As you can see, the .NET 9.0 numbers here (same preview build of .NET 9.0 - preview.7) for the first 3 benchmarks are significantly slower than for .NET 8.0. (And they are significantly slower than the same benchmarks on the much older CPU for either .NET 8.0 or 9.0 preview 7.)

EgorBo commented 2 months ago

I think we may be seeing AVX transition penalties at play. T

Nice catch! I guess you can then add _mm256_zeroupper there to close this issue 🙂

AndyAyersMS commented 2 months ago

Ok, well if that's the problem, it is good news, it should be fixable in time for the release. It's not the first time we've been burned by SSE2 in the native parts of the runtime, and probably not the last.

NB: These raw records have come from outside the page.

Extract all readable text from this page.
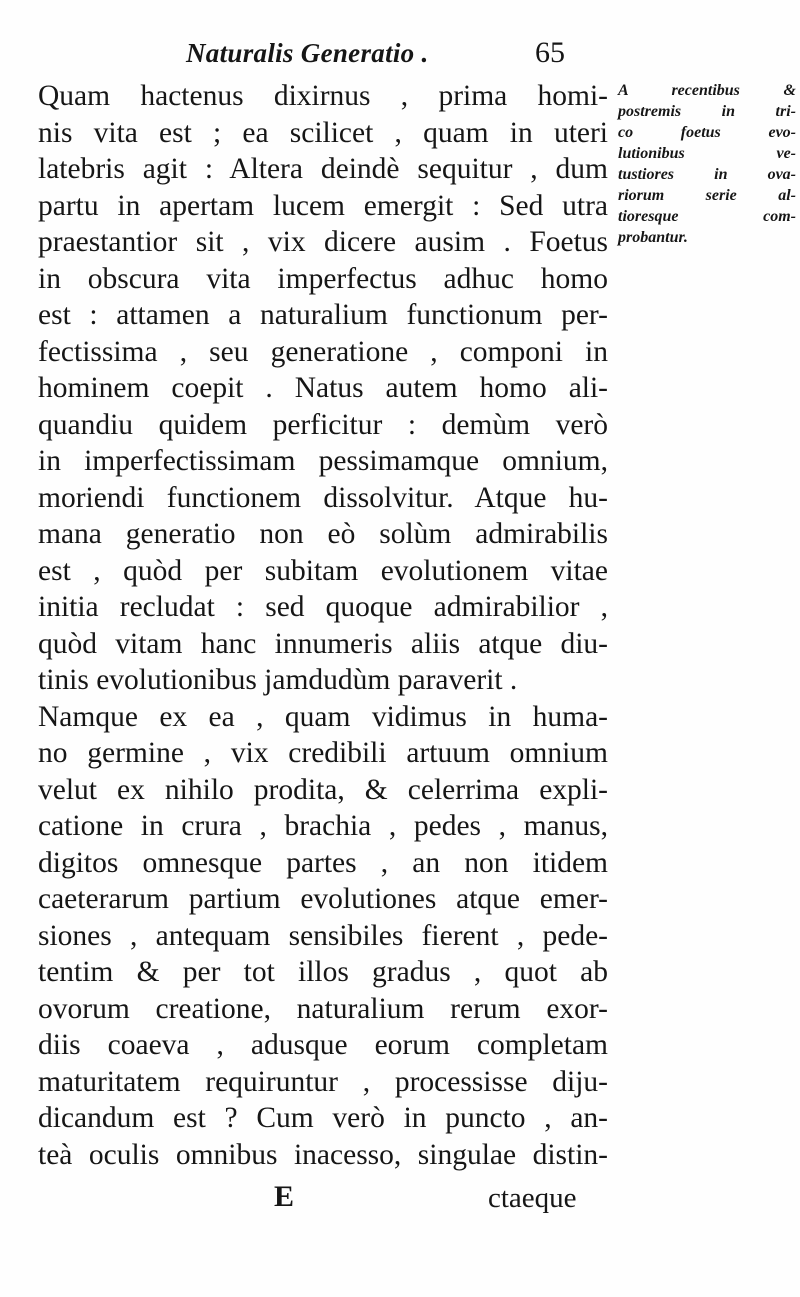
Naturalis Generatio .	65
Quam hactenus dixirnus , prima homi-
nis vita est ; ea scilicet , quam in uteri
latebris agit : Altera deindè sequitur , dum
partu in apertam lucem emergit : Sed utra
praestantior sit , vix dicere ausim . Foetus
in obscura vita imperfectus adhuc homo
est : attamen a naturalium functionum per-
fectissima , seu generatione , componi in
hominem coepit . Natus autem homo ali-
quandiu quidem perficitur : demùm verò
in imperfectissimam pessimamque omnium,
moriendi functionem dissolvitur. Atque hu-
mana generatio non eò solùm admirabilis
est , quòd per subitam evolutionem vitae
initia recludat : sed quoque admirabilior ,
quòd vitam hanc innumeris aliis atque diu-
tinis evolutionibus jamdudùm paraverit .
Namque ex ea , quam vidimus in huma-
no germine , vix credibili artuum omnium
velut ex nihilo prodita, & celerrima expli-
catione in crura , brachia , pedes , manus,
digitos omnesque partes , an non itidem
caeterarum partium evolutiones atque emer-
siones , antequam sensibiles fierent , pede-
tentim & per tot illos gradus , quot ab
ovorum creatione, naturalium rerum exor-
diis coaeva , adusque eorum completam
maturitatem requiruntur , processisse diju-
dicandum est ? Cum verò in puncto , an-
teà oculis omnibus inacesso, singulae distin-
A recentibus &
postremis in tri-
co foetus evo-
lutionibus ve-
tustiores in ova-
riorum serie al-
tioresque com-
probantur.
E	ctaeque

I was looking to see if there was any intel doc saying the AVX transition penalty was especially bad on the E (Gracemont) cores but no luck so far. @anthonycanino sorry to ping you randomly, but any chance you happen to know?

tannergooding commented 2 months ago

We should be annotating any CT_HELPERS that are known to use legacy encoded SIMD here in GenTreeCall::NeedsVzeroupper(Compiler* comp): https://github.com/dotnet/runtime/blob/main/src/coreclr/jit/gentree.cpp

We default to checking for any that use floating-point returns/registers, but if they don't use it directly then we need to annotate explicitly instead.

mwadams commented 2 months ago

Thanks @AndyAyersMS and @EgorBo for persisting with this. It's a big deal for us, and it looks like this is actually going to have a positive impact rather than just eliminating a hit!

EgorBo commented 2 months ago

We should be annotating any CT_HELPERS that are known to use legacy encoded SIMD here in GenTreeCall::NeedsVzeroupper(Compiler* comp): https://github.com/dotnet/runtime/blob/main/src/coreclr/jit/gentree.cpp

We default to checking for any that use floating-point returns/registers, but if they don't use it directly then we need to annotate explicitly instead.

I think it's better to insert it in the method itself - the helper is not only invoked by JIT, VM also call it from various places - not sure if the native compiler is smart enough to emit it where needed (e.g. we use AVX in GC code and may compile runtime with AVX in future)

AndyAyersMS commented 2 months ago

@EgorBo not sure if can we use vzeroupper in the runtime itself -- is it a no-op on SSE2 HW?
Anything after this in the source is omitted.